TSMC deploys NVIDIA AI across its semiconductor manufacturing operations

Monday 01 June 2026 - 10:50
TSMC deploys NVIDIA AI across its semiconductor manufacturing operations
By: Dakir Madiha
Zoom

NVIDIA announced on Sunday that TSMC is deploying its accelerated computing and artificial intelligence technologies throughout the semiconductor design and manufacturing cycle, marking a deepening of a partnership that spans nearly three decades between the chip designer and the world's leading foundry. The announcement was made at GTC Taipei on June 1 and covers a broad range of applications from lithography to factory scheduling.

TSMC is applying NVIDIA cuLitho, a GPU-accelerated computational lithography library, to achieve improvements of 20 to 50 percent in cost efficiency or turnaround time compared to CPU-based approaches at equivalent total cost of ownership. For transistor and process simulation, the foundry uses NVIDIA cuEST, which delivers an average 50x acceleration of chemical simulations used in semiconductor materials design. TSMC also uses NVIDIA's cuML machine learning library to accelerate large-scale analysis, synthesizing hundreds of thousands of process parameters across thousands of manufacturing steps to reduce process variation. GPU-accelerated scheduling computation via CUDA on NVIDIA H200 GPUs has improved fab productivity by helping TSMC manage complex operational constraints and streamline production flows.

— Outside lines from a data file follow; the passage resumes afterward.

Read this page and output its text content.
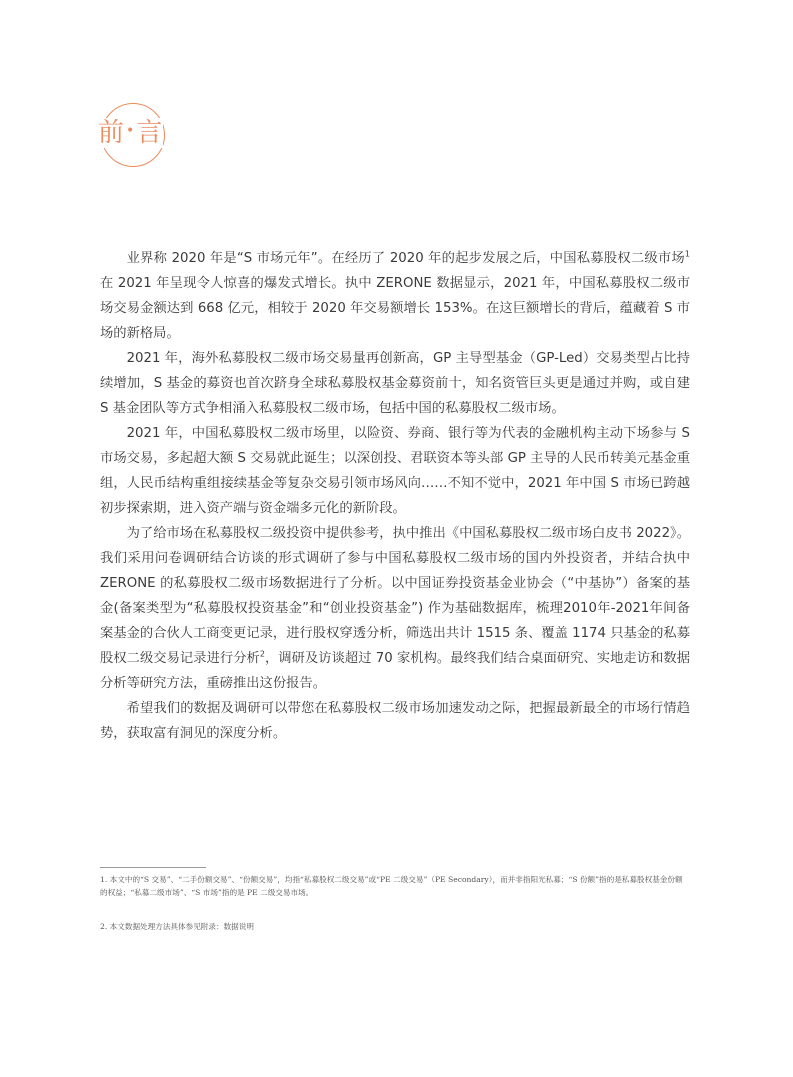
前•言

业界称 2020 年是“S 市场元年”。在经历了 2020 年的起步发展之后，中国私募股权二级市场$^1$在 2021 年呈现令人惊喜的爆发式增长。执中 ZERONE 数据显示，2021 年，中国私募股权二级市场交易金额达到 668 亿元，相较于 2020 年交易额增长 153%。在这巨额增长的背后，蕴藏着 S 市场的新格局。

2021 年，海外私募股权二级市场交易量再创新高，GP 主导型基金（GP-Led）交易类型占比持续增加，S 基金的募资也首次跻身全球私募股权基金募资前十，知名资管巨头更是通过并购，或自建 S 基金团队等方式争相涌入私募股权二级市场，包括中国的私募股权二级市场。

2021 年，中国私募股权二级市场里，以险资、券商、银行等为代表的金融机构主动下场参与 S 市场交易，多起超大额 S 交易就此诞生；以深创投、君联资本等头部 GP 主导的人民币转美元基金重组，人民币结构重组接续基金等复杂交易引领市场风向……不知不觉中，2021 年中国 S 市场已跨越初步探索期，进入资产端与资金端多元化的新阶段。

为了给市场在私募股权二级投资中提供参考，执中推出《中国私募股权二级市场白皮书 2022》。我们采用问卷调研结合访谈的形式调研了参与中国私募股权二级市场的国内外投资者，并结合执中 ZERONE 的私募股权二级市场数据进行了分析。以中国证券投资基金业协会（“中基协”）备案的基金(备案类型为“私募股权投资基金”和“创业投资基金”) 作为基础数据库，梳理2010年-2021年间备案基金的合伙人工商变更记录，进行股权穿透分析，筛选出共计 1515 条、覆盖 1174 只基金的私募股权二级交易记录进行分析$^2$，调研及访谈超过 70 家机构。最终我们结合桌面研究、实地走访和数据分析等研究方法，重磅推出这份报告。

希望我们的数据及调研可以带您在私募股权二级市场加速发动之际，把握最新最全的市场行情趋势，获取富有洞见的深度分析。

1. 本文中的“S 交易”、“二手份额交易”、“份额交易”，均指“私募股权二级交易”或“PE 二级交易”（PE Secondary），而并非指阳光私募；“S 份额”指的是私募股权基金份额的权益；“私募二级市场”、“S 市场”指的是 PE 二级交易市场。

2. 本文数据处理方法具体参见附录：数据说明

Beyond computational acceleration, TSMC uses the NVIDIA Metropolis platform and the NVIDIA TAO Toolkit to improve automated defect classification through visual AI, enhancing nanoscale defect detection while reducing the need for repeated relabeling and retraining as manufacturing conditions evolve. The foundry is also exploring NVIDIA Omniverse to build what it calls FabTwin, a virtual manufacturing environment designed to evaluate equipment layout and simulation workflows. By testing design scenarios digitally before physical implementation, TSMC aims to identify potential constraints earlier and accelerate capital decision-making.

NVIDIA chief executive Jensen Huang stated that TSMC is integrating NVIDIA AI and accelerated computing at the heart of its fabs to tackle some of the most complex design and manufacturing challenges in the world. TSMC president and chief executive C.C. Wei said the collaboration strengthens the company's technology leadership and manufacturing excellence in service of future products and customer success. The announcement came during a busy week of activity in Taipei, where Huang delivered a keynote address covering topics ranging from the full production ramp of the Vera Rubin AI platform to a redesigned PC lineup and advances in physical AI.